Add MSAL.NET + WAM section to Security and Identity index

Adds a 'Sign in with Microsoft (MSAL.NET + WAM)' subsection to the
Windows App SDK APIs section. MSAL.NET with the WAM broker is Microsoft's
recommended approach for signing in with Microsoft/Entra accounts with
silent SSO, but was completely absent from the Windows apps hub.

Includes links to:
- Entra MSAL WAM acquisition docs
- MSAL.NET overview
- App registration quickstart
- Retrieve HWND page (required for WAM UI)

Also adds a note disambiguating WAM (Microsoft accounts only) from
OAuth2Manager (general OAuth, any provider).

Closes ADO #568634

Co-authored-by: Copilot <[email protected]>

Author: GrantMeStrength

hub/apps/develop/security/index.md

@@ -22,6 +22,20 @@ The [Windows App SDK](../../windows-app-sdk/index.md) provides APIs related to O
 |---------|-------------|
 | [Implement OAuth 2.0 functionality in Windows apps](oauth2.md) | The new OAuth2Manager in Windows App SDK enables desktop applications such as WinUI to seamlessly perform OAuth 2.0 authentication in Windows apps.
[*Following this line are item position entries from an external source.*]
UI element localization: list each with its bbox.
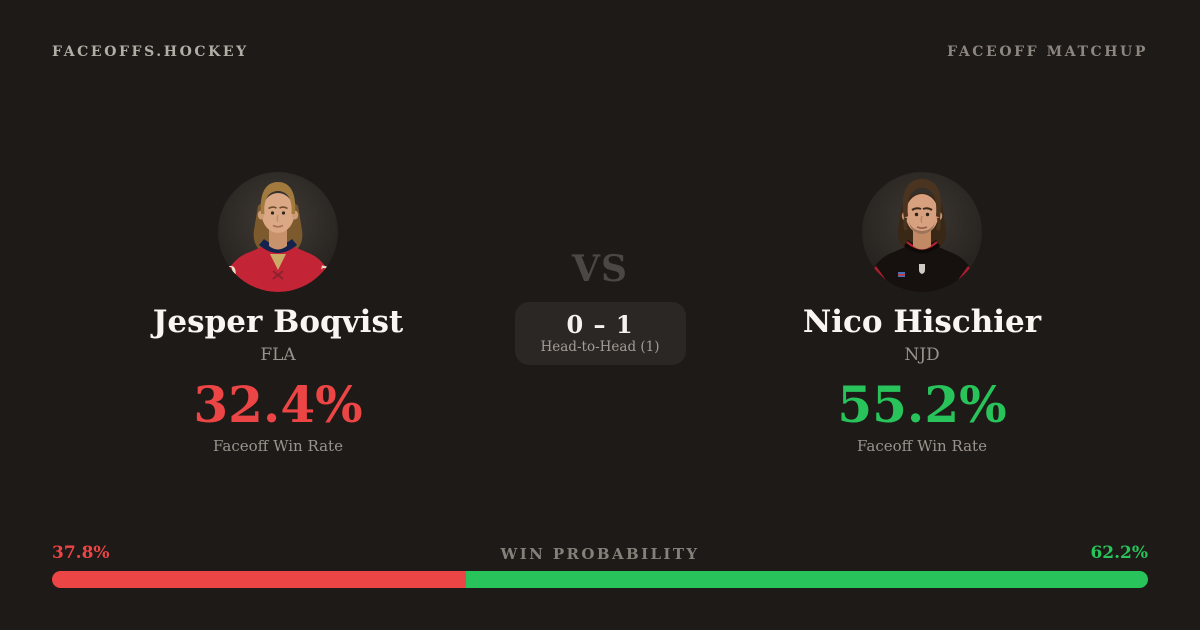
winprob-bar-left-fill xyxy=(52,571,467,588)
player-name-left: Jesper Boqvist xyxy=(152,304,404,340)
winprob-bar-right-fill xyxy=(466,571,1148,588)
winrate-label-left: Faceoff Win Rate xyxy=(213,437,343,455)
head-to-head-box: 0 – 1 Head-to-Head (1) xyxy=(514,302,686,365)
win-probability-labels: 37.8% WIN PROBABILITY 62.2% xyxy=(52,543,1148,563)
player-avatar-right xyxy=(862,172,982,292)
player-winrate-right: 55.2% xyxy=(837,375,1007,434)
player-team-right: NJD xyxy=(904,345,940,365)
winprob-title: WIN PROBABILITY xyxy=(500,545,700,563)
header: FACEOFFS.HOCKEY FACEOFF MATCHUP xyxy=(52,44,1148,60)
win-probability-bar xyxy=(52,571,1148,588)
winprob-right-value: 62.2% xyxy=(1090,543,1148,563)
player-photo-left-icon: 0 7 xyxy=(218,172,338,292)
player-team-left: FLA xyxy=(260,345,296,365)
player-card-left: 0 7 xyxy=(78,172,478,455)
winprob-left-value: 37.8% xyxy=(52,543,110,563)
player-card-right: Nico Hischier NJD 55.2% Faceoff Win Rate xyxy=(722,172,1122,455)
vs-label: VS xyxy=(572,248,628,290)
player-winrate-left: 32.4% xyxy=(193,375,363,434)
player-name-right: Nico Hischier xyxy=(802,304,1042,340)
brand-logo: FACEOFFS.HOCKEY xyxy=(52,44,249,60)
winrate-label-right: Faceoff Win Rate xyxy=(857,437,987,455)
page-title: FACEOFF MATCHUP xyxy=(947,44,1148,60)
svg-text:7: 7 xyxy=(318,262,331,282)
head-to-head-label: Head-to-Head (1) xyxy=(540,339,660,355)
player-avatar-left: 0 7 xyxy=(218,172,338,292)
matchup-center: VS 0 – 1 Head-to-Head (1) xyxy=(400,249,800,365)
head-to-head-score: 0 – 1 xyxy=(566,310,634,339)
player-photo-right-icon xyxy=(862,172,982,292)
This article describes how to implement OAuth 2.0 with the Windows App SDK. |
 
+### Sign in with Microsoft (MSAL.NET + WAM)
+
+For apps that need users to sign in with a **Microsoft account or Entra ID (work/school) account**, the recommended approach is [MSAL.NET](https://learn.microsoft.com/en-us/entra/msal/dotnet/) with the **Web Account Manager (WAM) broker**. WAM provides silent SSO using the account already signed in to Windows, Windows Hello support, and device-bound refresh tokens — without launching a browser.
+
+| Article | Description |
+|---------|-------------|
+| [Acquire tokens using WAM](https://learn.microsoft.com/en-us/entra/msal/dotnet/acquiring-tokens/desktop-mobile/wam) | Learn how to use MSAL.NET with the WAM broker to acquire tokens for Microsoft and Entra ID accounts in desktop apps including WPF, WinForms, and WinUI 3. |
+| [MSAL.NET overview](https://learn.microsoft.com/en-us/entra/msal/dotnet/) | Overview of the Microsoft Authentication Library for .NET — the recommended library for authentication with Microsoft identity in desktop apps. |
+| [Register an application with the Microsoft identity platform](https://learn.microsoft.com/en-us/entra/identity-platform/quickstart-register-app) | How to register your app in the Azure portal to get a client ID, which is required before using MSAL. |
+| [Retrieve a window handle (HWND)](../ui-input/retrieve-hwnd.md) | WAM requires your app's window handle (HWND) to display authentication UI. This article shows how to retrieve it in WPF, WinForms, and WinUI 3. |
+
+> [!NOTE]
+> WAM supports Microsoft accounts and Entra ID accounts only. If you need to authenticate with a third-party identity provider (Google, GitHub, etc.) or Azure AD B2C, use [OAuth2Manager](oauth2.md) or another general-purpose OAuth 2.0 library instead.
+
 ### WinRT APIs
 
 The following articles provide information about features available via WinRT APIs provided by the Windows SDK.